After the Tax Reform for Acceleration and Inclusion (TRAIN) Law, the estate tax rat is now a flat  6 percent imposed on your estate worth or net estate. Therefore, if you have a net estate of P10M, the total estate tax your family needs to pay is P600k.

The payment and filing of the Estate Tax Return must be made within six months from the decedent’s death. If your heirs fail to do these, there will be further interests and surcharges on tax due. Consequently, the properties may not be transferred to the heirs  without proof of payment of estate taxes.

I’m sure you don’t want your estate wishes to remain unfulfilled. What can you do to prepare for estate taxes?

One of the important tools used in Estate Planning is a Life Insurancepolicy.

Life Insurance creates an Instate Estate

Wala ka bang maipa-pamana sa pamilya mo? With a life insurance policy, you have an instant estate to give to your heirs upon your demise.

Life Insurance can provide your family instant 1 million pesos which they can use to sustain their living or support their financial needs; yet you only paid for a small premium for this coverage. Yes, the amount of benefit is usually bigger than the premiums paid.

Life insurance provides Immediate Cash

Your family will no longer have to worry about paying for burial expenses, debts or mortgage, final medical expenses, other settlement costs. A life insurance policy can help your family prevent the possibility of a forced sale of assets to generate needed cash.

Life Insurance can take care of Estate Taxes

The proceeds from a life insurance are generally tax-free especially if beneficiaries are declared as irrevocable. Therefore, a life insurance policy can be used to pay for estate taxes upon the death of the insured. It can help you leave your wealth intact and not reduced by tax.

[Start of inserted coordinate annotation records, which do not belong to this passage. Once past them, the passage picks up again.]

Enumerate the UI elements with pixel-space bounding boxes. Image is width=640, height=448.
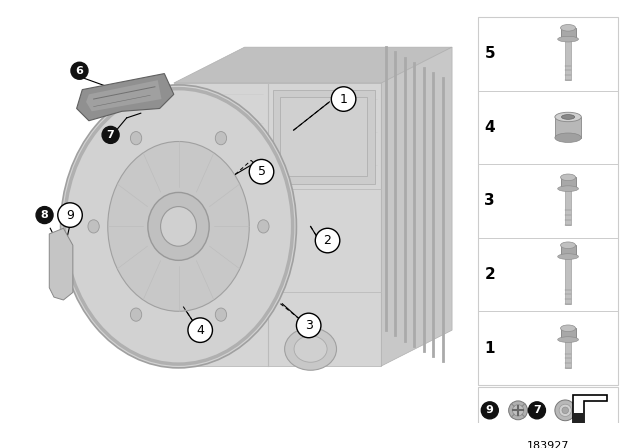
Text: 9: 9 bbox=[486, 405, 493, 415]
Polygon shape bbox=[573, 413, 584, 426]
Ellipse shape bbox=[108, 142, 249, 311]
Ellipse shape bbox=[561, 115, 575, 119]
Polygon shape bbox=[174, 47, 452, 83]
Ellipse shape bbox=[561, 325, 575, 332]
Ellipse shape bbox=[294, 336, 327, 362]
Bar bbox=[561, 328, 575, 340]
Ellipse shape bbox=[161, 207, 196, 246]
Ellipse shape bbox=[215, 132, 227, 145]
Bar bbox=[555, 117, 581, 138]
Bar bbox=[561, 245, 575, 257]
Circle shape bbox=[296, 313, 321, 338]
Text: 3: 3 bbox=[305, 319, 312, 332]
Bar bbox=[565, 257, 571, 304]
Ellipse shape bbox=[215, 308, 227, 321]
Ellipse shape bbox=[509, 401, 527, 420]
Ellipse shape bbox=[61, 85, 296, 368]
Circle shape bbox=[36, 207, 53, 224]
Ellipse shape bbox=[88, 220, 99, 233]
Polygon shape bbox=[381, 47, 452, 366]
Ellipse shape bbox=[555, 400, 575, 421]
Text: 4: 4 bbox=[196, 323, 204, 336]
Text: 1: 1 bbox=[340, 93, 348, 106]
Ellipse shape bbox=[557, 337, 579, 342]
Circle shape bbox=[188, 318, 212, 342]
Circle shape bbox=[102, 126, 119, 143]
Text: 5: 5 bbox=[484, 46, 495, 61]
Bar bbox=[561, 28, 575, 39]
Ellipse shape bbox=[561, 174, 575, 181]
Ellipse shape bbox=[559, 404, 572, 417]
Ellipse shape bbox=[148, 193, 209, 260]
Bar bbox=[565, 189, 571, 224]
Ellipse shape bbox=[557, 36, 579, 42]
Circle shape bbox=[71, 62, 88, 79]
Ellipse shape bbox=[561, 25, 575, 31]
Polygon shape bbox=[573, 395, 607, 426]
Bar bbox=[479, 387, 618, 434]
Bar bbox=[565, 340, 571, 368]
Ellipse shape bbox=[561, 242, 575, 249]
Text: 7: 7 bbox=[107, 130, 115, 140]
Ellipse shape bbox=[513, 405, 524, 416]
Ellipse shape bbox=[557, 254, 579, 259]
Text: 7: 7 bbox=[533, 405, 541, 415]
Ellipse shape bbox=[131, 132, 141, 145]
Circle shape bbox=[481, 402, 499, 419]
Text: 9: 9 bbox=[66, 209, 74, 222]
Ellipse shape bbox=[555, 133, 581, 142]
Polygon shape bbox=[77, 73, 174, 121]
Ellipse shape bbox=[555, 112, 581, 122]
Circle shape bbox=[316, 228, 340, 253]
Polygon shape bbox=[174, 83, 381, 366]
Ellipse shape bbox=[285, 328, 337, 370]
Circle shape bbox=[529, 402, 545, 419]
Circle shape bbox=[249, 159, 274, 184]
Text: 3: 3 bbox=[484, 194, 495, 208]
Text: 183927: 183927 bbox=[527, 441, 570, 448]
Text: 6: 6 bbox=[76, 66, 83, 76]
Text: 2: 2 bbox=[324, 234, 332, 247]
Ellipse shape bbox=[131, 308, 141, 321]
Bar bbox=[273, 90, 374, 184]
Bar bbox=[280, 97, 367, 177]
Text: 5: 5 bbox=[257, 165, 266, 178]
Circle shape bbox=[332, 87, 356, 111]
Bar bbox=[479, 17, 618, 385]
Polygon shape bbox=[49, 228, 73, 300]
Ellipse shape bbox=[557, 186, 579, 191]
Ellipse shape bbox=[258, 220, 269, 233]
Text: 4: 4 bbox=[484, 120, 495, 135]
Ellipse shape bbox=[562, 407, 568, 414]
Text: 8: 8 bbox=[41, 210, 49, 220]
Bar bbox=[565, 39, 571, 80]
Polygon shape bbox=[86, 80, 161, 111]
Text: 2: 2 bbox=[484, 267, 495, 282]
Circle shape bbox=[58, 203, 83, 227]
Bar bbox=[561, 177, 575, 189]
Text: 1: 1 bbox=[484, 340, 495, 356]
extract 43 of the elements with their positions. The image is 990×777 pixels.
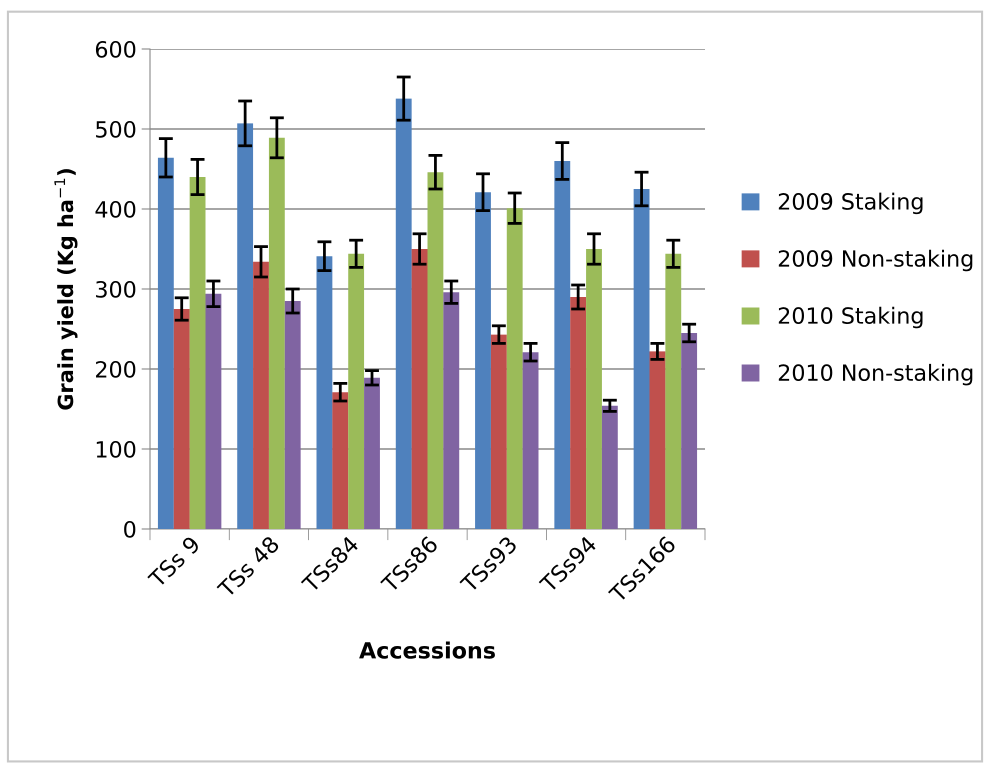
legend-label: 2010 Staking (778, 306, 922, 328)
legend-label: 2010 Non-staking (778, 364, 972, 386)
bar (316, 256, 332, 529)
y-tick-label: 400 (95, 200, 136, 218)
bar (586, 249, 602, 529)
bar (158, 158, 174, 529)
bar (396, 98, 412, 529)
legend-label: 2009 Staking (778, 192, 922, 214)
bar (665, 254, 682, 529)
x-tick-label: TSs 9 (147, 535, 201, 589)
bar (522, 352, 538, 529)
bar (554, 161, 570, 529)
y-axis-title: Grain yield (Kg ha$^{−1}$) (54, 169, 78, 410)
bar (634, 189, 650, 529)
bar (475, 192, 491, 529)
y-tick-label: 100 (96, 440, 136, 458)
bar (364, 378, 380, 529)
bar (174, 309, 190, 529)
y-tick-label: 500 (96, 120, 136, 138)
y-tick-label: 0 (124, 520, 136, 538)
bar (650, 351, 666, 529)
bar (602, 406, 618, 529)
bar (506, 208, 523, 529)
bar (190, 177, 206, 529)
x-axis-title: Accessions (359, 642, 495, 659)
bar (253, 262, 269, 529)
bar (268, 138, 285, 529)
bar (490, 334, 507, 529)
bar (443, 292, 460, 529)
bar (284, 301, 301, 529)
bar (412, 249, 428, 529)
bar (570, 297, 586, 529)
x-tick-label: TSs 48 (216, 535, 280, 599)
y-tick-label: 200 (96, 360, 136, 378)
bar (332, 392, 348, 529)
bar (348, 254, 364, 529)
bar (237, 123, 254, 529)
legend-label: 2009 Non-staking (778, 250, 972, 272)
bar (428, 172, 444, 529)
y-tick-label: 600 (96, 40, 136, 58)
y-tick-label: 300 (96, 280, 136, 298)
bar (681, 333, 698, 529)
bar (206, 294, 222, 529)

Sample Life Insurance coverage

Product: Maxilink Prime (Variable Universal Life Insurance)

Term: 10 years to pay

Insurance Coverage: Php 10 Million

Annual Premium: Php 446,450 (based on 45 yr old Male, non-smoker)

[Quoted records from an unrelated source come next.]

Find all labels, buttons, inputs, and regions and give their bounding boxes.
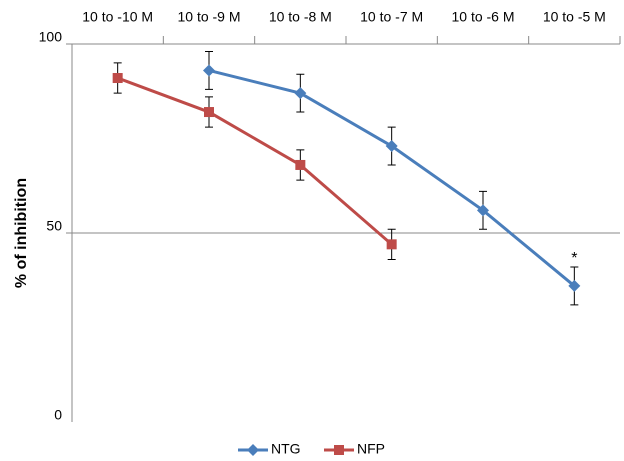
x-tick-label: 10 to -9 M [177, 9, 240, 25]
data-point [112, 73, 123, 84]
y-axis-label: % of inhibition [13, 178, 30, 288]
legend-marker [334, 445, 344, 455]
legend-label: NTG [271, 441, 301, 457]
data-point [386, 239, 397, 250]
data-point [295, 159, 306, 170]
x-tick-label: 10 to -8 M [269, 9, 332, 25]
data-point [568, 279, 581, 292]
data-point [385, 140, 398, 153]
annotation: * [571, 250, 577, 267]
legend-label: NFP [357, 441, 385, 457]
data-point [203, 64, 215, 77]
data-point [294, 87, 307, 100]
x-tick-label: 10 to -10 M [82, 9, 153, 25]
x-tick-label: 10 to -6 M [451, 9, 514, 25]
x-tick-label: 10 to -7 M [360, 9, 423, 25]
data-point [477, 204, 489, 217]
y-tick-label: 100 [39, 29, 63, 45]
series-line [117, 76, 393, 246]
legend-marker [247, 444, 259, 456]
y-tick-label: 0 [54, 407, 62, 423]
y-tick-label: 50 [46, 218, 62, 234]
data-point [204, 107, 214, 118]
x-tick-label: 10 to -5 M [543, 9, 606, 25]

Total Payment in 10 years: Php 4.47 Million


Aside from the life coverage of Php 10 Million, a Variable Universal Life(VUL) policy provides investment fund value which is projected to be Php 9.5 Million at age 65 of the insured. With the life insurance policy, the estate or amount left to heirs is greater by Php 19 Million.

Considering to deduct the premiums paid by the deceased of Php 4.47 Million still results to a greater net benefit if the deceased has a life insurance coverage.


Life Insurance is a very viable and sensible tool for Estate planning. A policy will provide the funds needed for the family and heirs to continue with their lives and preserve the estate of the deceased.